Cevap: Aslında ciddi anlamda sıkıntılı olabiliyor ama yine de Ankara sanki İstanbul'a göre biraz daha düzenli. Aslında Türkiye genelinde
trafik önemli bir sorun. Her gün ne yazık ki onlarca insan hayatını kaybediyor. Bu zaten, durumu yeterince açıklıyor.
Soru: Bir ralli pilotu olarak trafik sıkıştığında yaptığınız numaralar var mı?
Cevap: Sıkışık trafikte yapılabilecek bir şey yok. Ben de bir şey yapmıyorum. Mümkün olduğunca kendime hakim olmaya çalışıyorum. Yarışmak, Türk milletinin ruhunda var zaten. Gazlamayı çok seviyoruz ama burada önemli olan stres altında kendine hakim olabilmek.
Soru: Her ne kadar uslu durduğunuzu söyleseniz de bazı numaralar yapabilmek için kapasiteli bir otomobile ihtiyacınız var. Burcu Çetinkaya, günlük hayatında nasıl bir araç kullanıyor?
Cevap: Altı yıldır düşük profilli araçlar kullanıyordum. Ancak iki ay önce Toyota GT 86 aldım. Artık piste gittiğimde araba kiralamaktan kurtuldum. Benim için önemli olan oyuncak olabilmesiydi. Bu otomobille de piste gittiğim zaman elektronik asistanları tamamen devre dışı bırakıp drift yapabiliyorum, eğlenebiliyorum. Fakat trafikte dediğinizi yapmak için kullandığınız araç hiç önemli değil.

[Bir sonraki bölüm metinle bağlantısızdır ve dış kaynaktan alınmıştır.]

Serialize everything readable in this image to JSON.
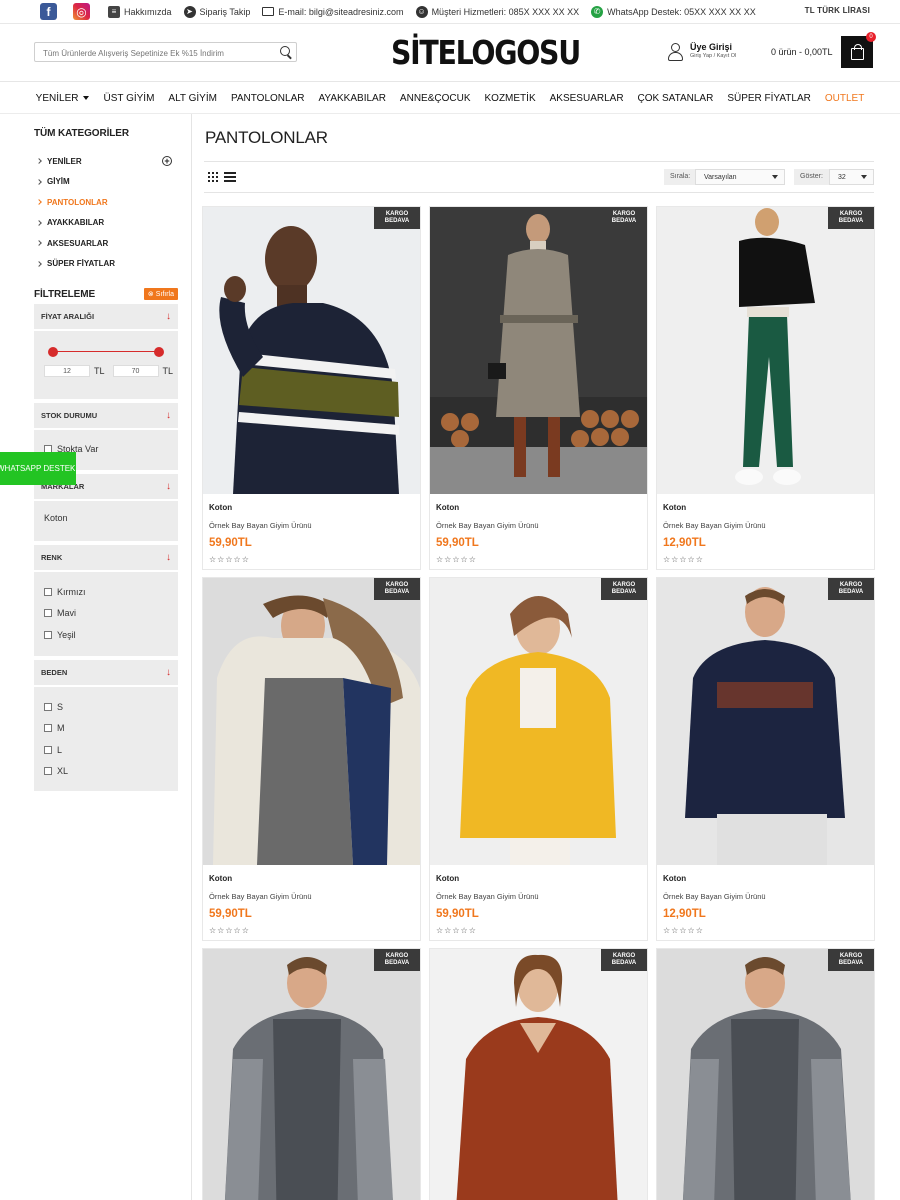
{
  "topbar": {
    "social": [
      {
        "name": "facebook-icon",
        "glyph": "f"
      },
      {
        "name": "instagram-icon",
        "glyph": "◎"
      }
    ],
    "links": [
      {
        "label": "Hakkımızda",
        "icon": "info-icon"
      },
      {
        "label": "Sipariş Takip",
        "icon": "truck-icon"
      },
      {
        "label": "E-mail: bilgi@siteadresiniz.com",
        "icon": "mail-icon"
      },
      {
        "label": "Müşteri Hizmetleri: 085X XXX XX XX",
        "icon": "headset-icon"
      },
      {
        "label": "WhatsApp Destek: 05XX XXX XX XX",
        "icon": "whatsapp-icon"
      }
    ],
    "currency": "TL  TÜRK LİRASI"
  },
  "header": {
    "search_placeholder": "Tüm Ürünlerde Alışveriş Sepetinize Ek %15 İndirim",
    "logo": "SİTELOGOSU",
    "member_title": "Üye Girişi",
    "member_sub": "Giriş Yap / Kayıt Ol",
    "cart_text": "0 ürün - 0,00TL",
    "cart_count": "0"
  },
  "nav": [
    "YENİLER",
    "ÜST GİYİM",
    "ALT GİYİM",
    "PANTOLONLAR",
    "AYAKKABILAR",
    "ANNE&ÇOCUK",
    "KOZMETİK",
    "AKSESUARLAR",
    "ÇOK SATANLAR",
    "SÜPER FİYATLAR",
    "OUTLET"
  ],
  "sidebar": {
    "title": "TÜM KATEGORİLER",
    "categories": [
      "YENİLER",
      "GİYİM",
      "PANTOLONLAR",
      "AYAKKABILAR",
      "AKSESUARLAR",
      "SÜPER FİYATLAR"
    ],
    "active_category": "PANTOLONLAR",
    "filter_title": "FİLTRELEME",
    "reset_label": "Sıfırla",
    "price_box": {
      "title": "FİYAT ARALIĞI",
      "min": "12",
      "max": "70",
      "unit": "TL"
    },
    "stock_box": {
      "title": "STOK DURUMU",
      "options": [
        "Stokta Var"
      ]
    },
    "brand_box": {
      "title": "MARKALAR",
      "options": [
        "Koton"
      ]
    },
    "color_box": {
      "title": "RENK",
      "options": [
        "Kırmızı",
        "Mavi",
        "Yeşil"
      ]
    },
    "size_box": {
      "title": "BEDEN",
      "options": [
        "S",
        "M",
        "L",
        "XL"
      ]
    }
  },
  "whatsapp_float": "WHATSAPP DESTEK",
  "main": {
    "title": "PANTOLONLAR",
    "sort_label": "Sırala:",
    "sort_value": "Varsayılan",
    "show_label": "Göster:",
    "show_value": "32"
  },
  "badge": "KARGO BEDAVA",
  "products": [
    {
      "brand": "Koton",
      "name": "Örnek Bay Bayan Giyim Ürünü",
      "price": "59,90TL",
      "rating": 0,
      "img": "sweater-stripe"
    },
    {
      "brand": "Koton",
      "name": "Örnek Bay Bayan Giyim Ürünü",
      "price": "59,90TL",
      "rating": 0,
      "img": "coat-check"
    },
    {
      "brand": "Koton",
      "name": "Örnek Bay Bayan Giyim Ürünü",
      "price": "12,90TL",
      "rating": 0,
      "img": "velvet-pants"
    },
    {
      "brand": "Koton",
      "name": "Örnek Bay Bayan Giyim Ürünü",
      "price": "59,90TL",
      "rating": 0,
      "img": "parka-fur"
    },
    {
      "brand": "Koton",
      "name": "Örnek Bay Bayan Giyim Ürünü",
      "price": "59,90TL",
      "rating": 0,
      "img": "yellow-jacket"
    },
    {
      "brand": "Koton",
      "name": "Örnek Bay Bayan Giyim Ürünü",
      "price": "12,90TL",
      "rating": 0,
      "img": "cool-sweatshirt"
    },
    {
      "brand": "",
      "name": "",
      "price": "",
      "rating": 0,
      "img": "grey-jacket"
    },
    {
      "brand": "",
      "name": "",
      "price": "",
      "rating": 0,
      "img": "rust-sweater"
    },
    {
      "brand": "",
      "name": "",
      "price": "",
      "rating": 0,
      "img": "grey-jacket-2"
    }
  ],
  "colors": {
    "accent": "#f0771d",
    "filter_red": "#d62b2b",
    "whatsapp": "#23c423",
    "badge": "#3a3a3a"
  }
}
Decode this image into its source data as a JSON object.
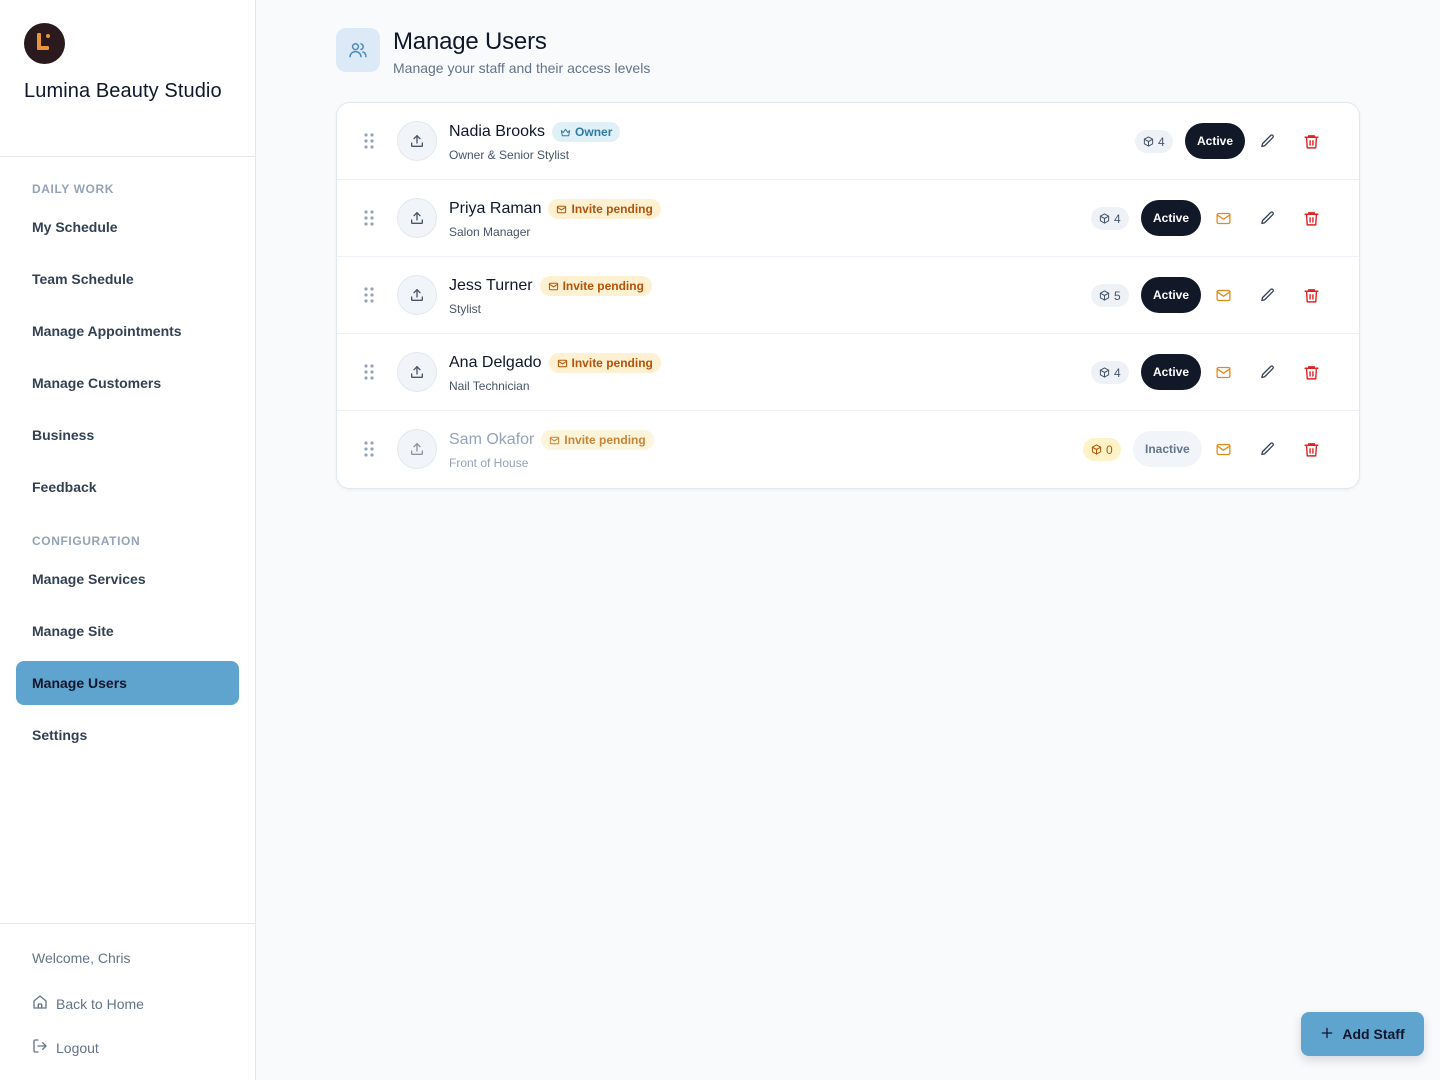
{
  "brand": {
    "name": "Lumina Beauty Studio",
    "icon": "logo-icon",
    "accent": "#e8953a"
  },
  "sidebar": {
    "sections": [
      {
        "title": "DAILY WORK"
      },
      {
        "title": "CONFIGURATION"
      }
    ],
    "items": [
      {
        "label": "My Schedule"
      },
      {
        "label": "Team Schedule"
      },
      {
        "label": "Manage Appointments"
      },
      {
        "label": "Manage Customers"
      },
      {
        "label": "Business"
      },
      {
        "label": "Feedback"
      },
      {
        "label": "Manage Services"
      },
      {
        "label": "Manage Site"
      },
      {
        "label": "Manage Users",
        "active": true
      },
      {
        "label": "Settings"
      }
    ],
    "active_color": "#5fa3cf"
  },
  "footer": {
    "welcome": "Welcome, Chris",
    "home": {
      "label": "Back to Home",
      "icon": "home-icon"
    },
    "logout": {
      "label": "Logout",
      "icon": "logout-icon"
    }
  },
  "header": {
    "title": "Manage Users",
    "subtitle": "Manage your staff and their access levels",
    "icon": "users-icon"
  },
  "users": [
    {
      "name": "Nadia Brooks",
      "badge": "Owner",
      "badge_type": "owner",
      "role": "Owner & Senior Stylist",
      "count": "4",
      "status": "Active"
    },
    {
      "name": "Priya Raman",
      "badge": "Invite pending",
      "badge_type": "pending",
      "role": "Salon Manager",
      "count": "4",
      "status": "Active"
    },
    {
      "name": "Jess Turner",
      "badge": "Invite pending",
      "badge_type": "pending",
      "role": "Stylist",
      "count": "5",
      "status": "Active"
    },
    {
      "name": "Ana Delgado",
      "badge": "Invite pending",
      "badge_type": "pending",
      "role": "Nail Technician",
      "count": "4",
      "status": "Active"
    },
    {
      "name": "Sam Okafor",
      "badge": "Invite pending",
      "badge_type": "pending",
      "role": "Front of House",
      "count": "0",
      "status": "Inactive"
    }
  ],
  "actions": {
    "resend_icon": "mail-icon",
    "edit_icon": "pencil-icon",
    "delete_icon": "trash-icon",
    "upload_icon": "upload-icon",
    "drag_icon": "drag-handle-icon",
    "count_icon": "box-icon"
  },
  "fab": {
    "label": "Add Staff",
    "icon": "plus-icon"
  },
  "colors": {
    "active_status": "#111827",
    "pending_badge": "#b45309",
    "owner_badge": "#2f7aa6",
    "delete": "#dc2626",
    "mail": "#e08a1e"
  }
}
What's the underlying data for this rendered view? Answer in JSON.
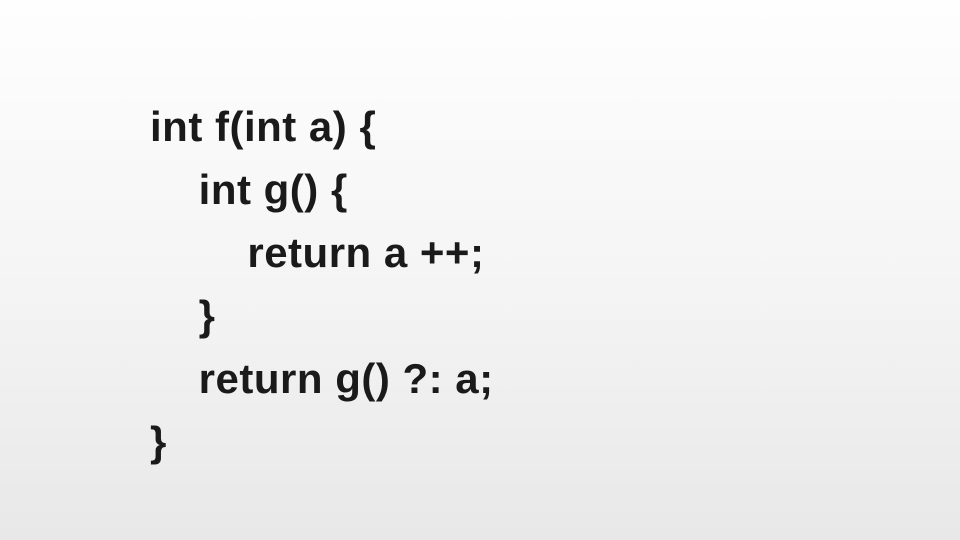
{
  "code": {
    "lines": [
      "int f(int a) {",
      "    int g() {",
      "        return a ++;",
      "    }",
      "    return g() ?: a;",
      "}"
    ]
  }
}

Rahatsız edici şekilde kullanmak istiyorsanız, bunu her otomobille yapabilirsiniz. Bunu doğru bulmuyorum ve elimden geldiğince yapmamaya çalışıyorum.
“İstikrar olduğunda başarının geldiğini gördük”
Soru: Başta sınır tanımayan modifikasyon merakı olmak üzere, otomobile meraklı bir ülkeden niye uluslararası arenada başarı elde eden bir sporcu çıkmıyor?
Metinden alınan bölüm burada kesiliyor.